The bigger issue, however is the mode’s difficulty spikes. There’s no set difficulty for Who Got NXT, so some trickier objectives like winning a ladder match without letting your opponent touch the title, winning by submission without using a finisher, or pulling off a move that requires three stored finishers are tougher than they have any right to be. While it’s nice that you’re given more context than ever before when it comes to performing specific objective, both Showcase and NXT modes occasionally fail to acknowledge when you’ve completed them, which adds to the frustration.
With 63 Superstars, eight Divas, and three managers, 2K15’s roster is WWE’s smallest and least diverse in years. What new characters have been added generally look pretty good; particularly Goldust, Bray Wyatt, and the NXT Superstars. Little has been done to fix older characters, though, so Santino still looks like he’s just come back from root canal surgery, and Dolph Ziggler’s mouth remains twice the size of a normal human one. Collision detection is worse than ever, so expect even more physics-defying limbs, weapons, and ropes. In particular, every single time I picked up the ring bell to clock an opponent, it seemed to be grafted into the holder’s wrist.
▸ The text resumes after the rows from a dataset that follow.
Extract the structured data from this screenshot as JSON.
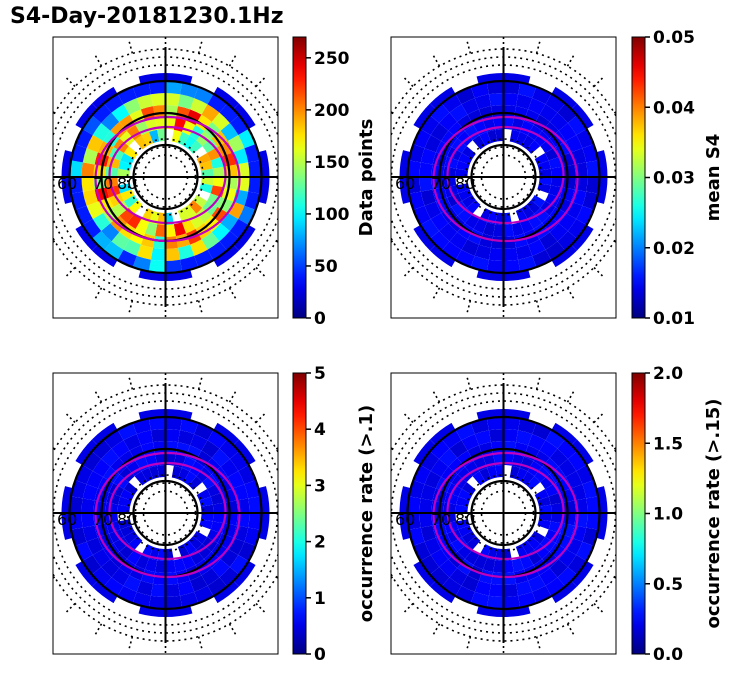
{
  "figure": {
    "title": "S4-Day-20181230.1Hz"
  },
  "chart_data": [
    {
      "type": "polar-heatmap",
      "panel": "top-left",
      "colorbar": {
        "label": "Data points",
        "range": [
          0,
          270
        ],
        "ticks": [
          "0",
          "50",
          "100",
          "150",
          "200",
          "250"
        ],
        "tick_values": [
          0,
          50,
          100,
          150,
          200,
          250
        ],
        "colormap": "jet"
      },
      "lat_labels": [
        "60",
        "70",
        "80"
      ],
      "description_values": {
        "typical_range": [
          40,
          260
        ]
      }
    },
    {
      "type": "polar-heatmap",
      "panel": "top-right",
      "colorbar": {
        "label": "mean S4",
        "range": [
          0.01,
          0.05
        ],
        "ticks": [
          "0.01",
          "0.02",
          "0.03",
          "0.04",
          "0.05"
        ],
        "tick_values": [
          0.01,
          0.02,
          0.03,
          0.04,
          0.05
        ],
        "colormap": "jet"
      },
      "lat_labels": [
        "60",
        "70",
        "80"
      ]
    },
    {
      "type": "polar-heatmap",
      "panel": "bottom-left",
      "colorbar": {
        "label": "occurrence rate (>.1)",
        "range": [
          0,
          5
        ],
        "ticks": [
          "0",
          "1",
          "2",
          "3",
          "4",
          "5"
        ],
        "tick_values": [
          0,
          1,
          2,
          3,
          4,
          5
        ],
        "colormap": "jet"
      },
      "lat_labels": [
        "60",
        "70",
        "80"
      ]
    },
    {
      "type": "polar-heatmap",
      "panel": "bottom-right",
      "colorbar": {
        "label": "occurrence rate (>.15)",
        "range": [
          0,
          2
        ],
        "ticks": [
          "0.0",
          "0.5",
          "1.0",
          "1.5",
          "2.0"
        ],
        "tick_values": [
          0.0,
          0.5,
          1.0,
          1.5,
          2.0
        ],
        "colormap": "jet"
      },
      "lat_labels": [
        "60",
        "70",
        "80"
      ]
    }
  ]
}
On the bright side, the announcing outside of Who Got NXT is quite well-done. You can really tell that Lawler and Cole recorded a lot of new commentary lines together. In particular, their discussions at the beginning of Showcase mode matches show off their good back-and-forth chemistry, which wasn’t really apparent in previous WWE games. Still, there is a fair amount of repetition due to dialogue from previous WWE installments. Prepare to hear “he’s putting his educated feet to good use” a few hundred times more this year.
Characters aren’t the only absentees this year – whole modes are missing. While the create-a-special-move is a slight omission, there’s a bigger cut feature sure to rankle fans of VGCW: you can’t create stories anymore. The WWE Universe mode does have expanded story options that you can assign to rivalries, but it’s tough to figure out the parameters to unlock them. It’s barely worth the effort since they’re still pantomimed, and rarely personalized to specific wrestlers. It’s really a poor alternative to community creations.